WTO Agreement on Sanitary and Phytosanitary Standards
The Agreeement on Agriculture is not the only WTO policy which impacts on agricultural trade. The Agreeement on Sanitary and Phytosanitary Measures, usually know as the SPS Agreement, is another important agreement which governs the measures governments can take to regulate trade in agri-food products on health and safety grounds. Such measures increase the cost of market access and can be a significant non-tariff barrier to trade.
Objectives of the SPS Agreement
Every country adopts regulations to protect consumers from unsafe food and to prevent the dissemination of pests, parasites or invasive species. However, there is suspicion that such regulatons may also be used for protectionist purposes.
The WTO SPS Agreement was designed to regulate the possible abuse of SPS regulations and their use as non-tariff barriers.Under the SPS Agreement, countries cannot be accused of imposing illegitimate barriers to imports if they follow international standards. If they wish to go beyond these standards in protecting plants, animals or citizens, they must provide scientific evidence to support their measures. The SPS Agreement therefore gives great importance to international bodies such as Codex Alimentarius, an international code of standards for human health protection and fair practices, the Office International des Epizooties (animal health) and the organisations operating in the framework of the International Plant Protection Convention. The requirement for transparent risk-based assessment of threats to human, animal and plant health is an important protection for all WTO members against the arbitrary use of food safety or health measures as a protectionist device.
WTO Disputes on SPS Measures
The text of the SPS agreement in very short. Thus, the WTO dispute settlement procedure has developed a significant jurisprudence in interpreting this agreement. A first dispute where the United States, and then Canada, challenged the EU ban on hormone-treated beef generated much controversy. The conclusions of the 1997 panels, which ruled against the EU, appeared unfair to many, since the ban was also applied to domestic beef. The SPS Agreement was criticised for prioritising international standards over decisions of legitimate national institutions, and for contradicting the precautionary principle which plays an important role in EU food safety policy..

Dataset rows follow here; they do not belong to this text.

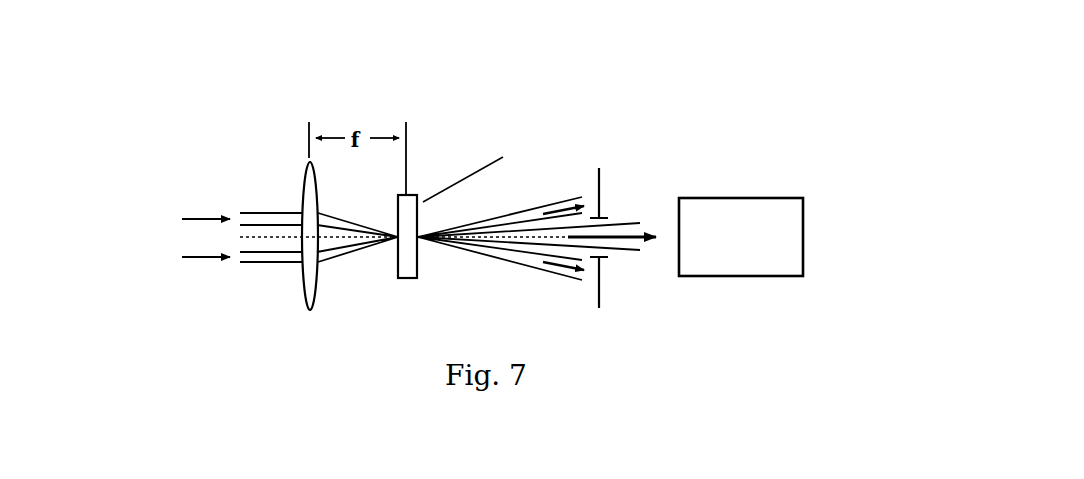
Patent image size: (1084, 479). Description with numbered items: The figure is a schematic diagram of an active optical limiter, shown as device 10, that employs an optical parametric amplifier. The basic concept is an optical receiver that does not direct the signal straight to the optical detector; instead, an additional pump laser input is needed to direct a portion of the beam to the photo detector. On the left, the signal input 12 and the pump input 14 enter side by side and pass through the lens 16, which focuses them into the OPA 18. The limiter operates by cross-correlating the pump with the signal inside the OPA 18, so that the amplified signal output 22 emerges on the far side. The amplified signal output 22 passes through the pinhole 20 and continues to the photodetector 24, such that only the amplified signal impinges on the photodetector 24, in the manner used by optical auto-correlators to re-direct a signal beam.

The device 10 is at (763, 78).
The signal input 12 is at (177, 217).
The pump input 14 is at (182, 257).
The lens 16 is at (310, 312).
The OPA 18 is at (412, 280).
The pinhole 20 is at (599, 308).
The amplified signal output 22 is at (628, 222).
The photodetector 24 is at (803, 247).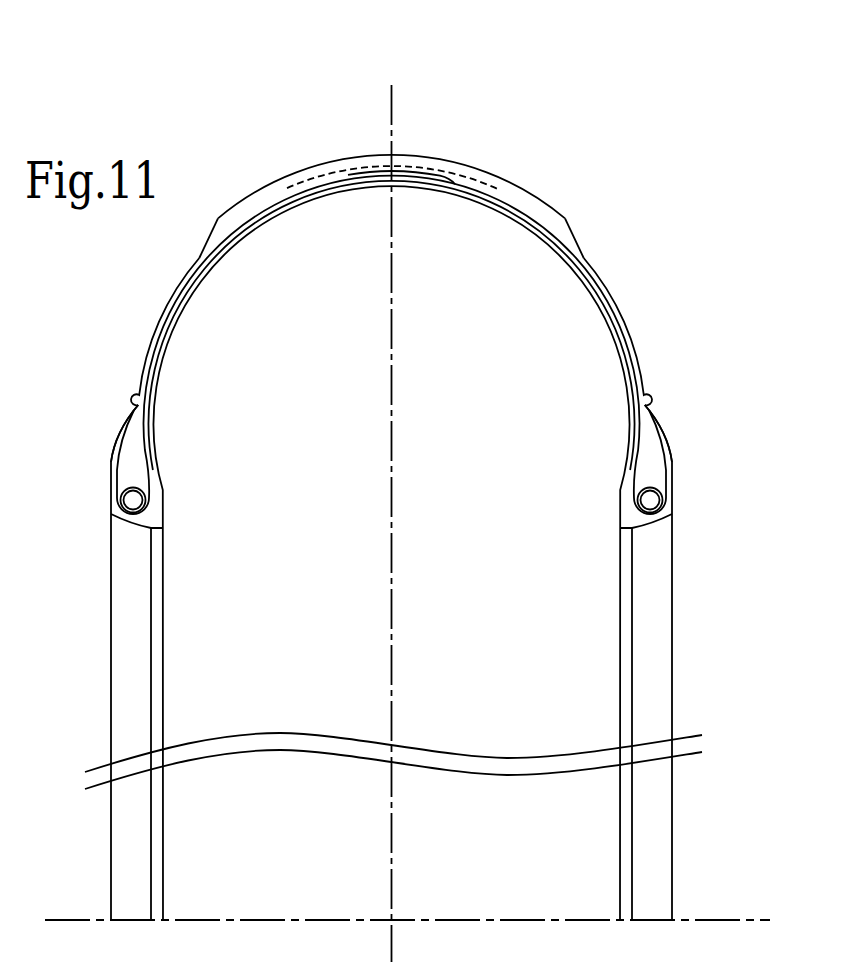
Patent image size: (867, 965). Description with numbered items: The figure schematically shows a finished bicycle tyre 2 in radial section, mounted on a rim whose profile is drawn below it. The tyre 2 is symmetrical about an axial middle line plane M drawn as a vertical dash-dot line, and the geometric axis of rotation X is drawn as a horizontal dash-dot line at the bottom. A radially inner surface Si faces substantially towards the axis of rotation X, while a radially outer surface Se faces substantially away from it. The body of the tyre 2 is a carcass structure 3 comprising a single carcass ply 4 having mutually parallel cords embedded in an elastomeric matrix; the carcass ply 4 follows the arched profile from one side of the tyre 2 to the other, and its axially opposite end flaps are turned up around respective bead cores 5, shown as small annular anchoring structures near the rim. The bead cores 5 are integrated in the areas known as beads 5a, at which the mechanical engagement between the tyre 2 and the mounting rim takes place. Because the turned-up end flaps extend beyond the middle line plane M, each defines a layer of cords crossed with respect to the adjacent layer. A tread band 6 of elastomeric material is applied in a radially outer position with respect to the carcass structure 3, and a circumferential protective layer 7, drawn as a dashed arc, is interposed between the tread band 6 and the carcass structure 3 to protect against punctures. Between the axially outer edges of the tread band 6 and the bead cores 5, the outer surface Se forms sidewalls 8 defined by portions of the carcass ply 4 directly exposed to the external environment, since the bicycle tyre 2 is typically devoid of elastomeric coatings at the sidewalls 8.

The tyre 2 is at (414, 464).
The carcass structure 3 is at (162, 437).
The carcass ply 4 is at (127, 460).
The bead core 5 is at (132, 500).
The bead 5a is at (680, 449).
The tread band 6 is at (521, 196).
The circumferential protective layer 7 is at (457, 174).
The sidewall 8 is at (152, 342).
The axial middle line plane M is at (392, 110).
The radially outer surface Se is at (577, 235).
The radially inner surface Si is at (523, 227).
The geometric axis of rotation X is at (762, 920).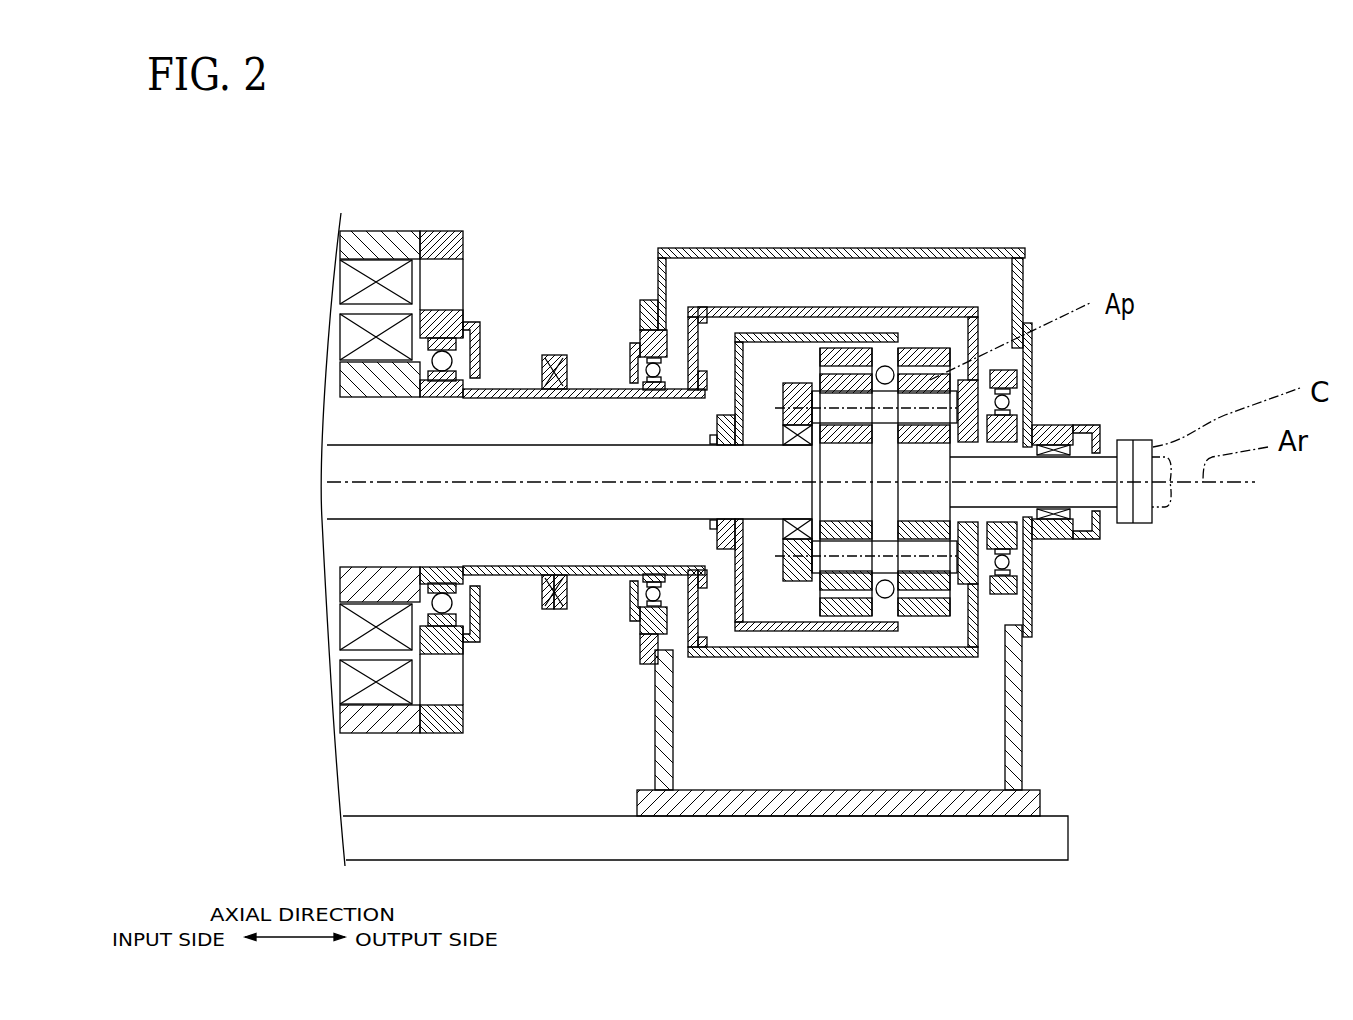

However, the Appellate Body defended the right of each country to define its own level of consumer protection, and stated that the opinion of even a minority of scientists could be a legitimate basis for protective action. But it also asserted that a well-defined procedure of risk analysis was necessary if a country wanted to apply measures more protective than international standards, and the EU had failed to do this in the beef case.Because the EU refused to alter its ban, the US has maintained sanctions in the form of higher tariffs on imports of EU food products up to the value of its loss. Following further EU legislation and resort to the WTO dispute settlement mechanism, both parties reached a settlement in 2009 which could finally lead to a resolution of this dispute.
Several other disputes have led to a more precise interpretation of the SPS agreement, and is now widely accepted by WTO members. While the number of SPS disputes has been limited, many issues have been resolved at the consultation phase. The major impact of the agreement is that it has deterred countries from using SPS measures for protectionist purposes, and has encouraged the use of science-based measures.
Agritrade – Food Safety Website
Agritrade-CTA’s web portal on Food Safety which reviews the possible impact of EU food safety regulations on ACP-EU agricultural and food trade.
WTO Website – Understanding the WTO Agreement on Sanitary and Phytosanitary Measures
WTO website page which discusses the text of the SPS Agreement in a question-and-answer format
World Bank Challenges and Opportunities Associated with International Agro-Food Standards
Describes the World Bank research programme to better understand the impact of food standards on international trade
Broberg, M., European Food Safety Regulation and Developing Countries: Regulatory Problems and Possibilities (PDF), 2009.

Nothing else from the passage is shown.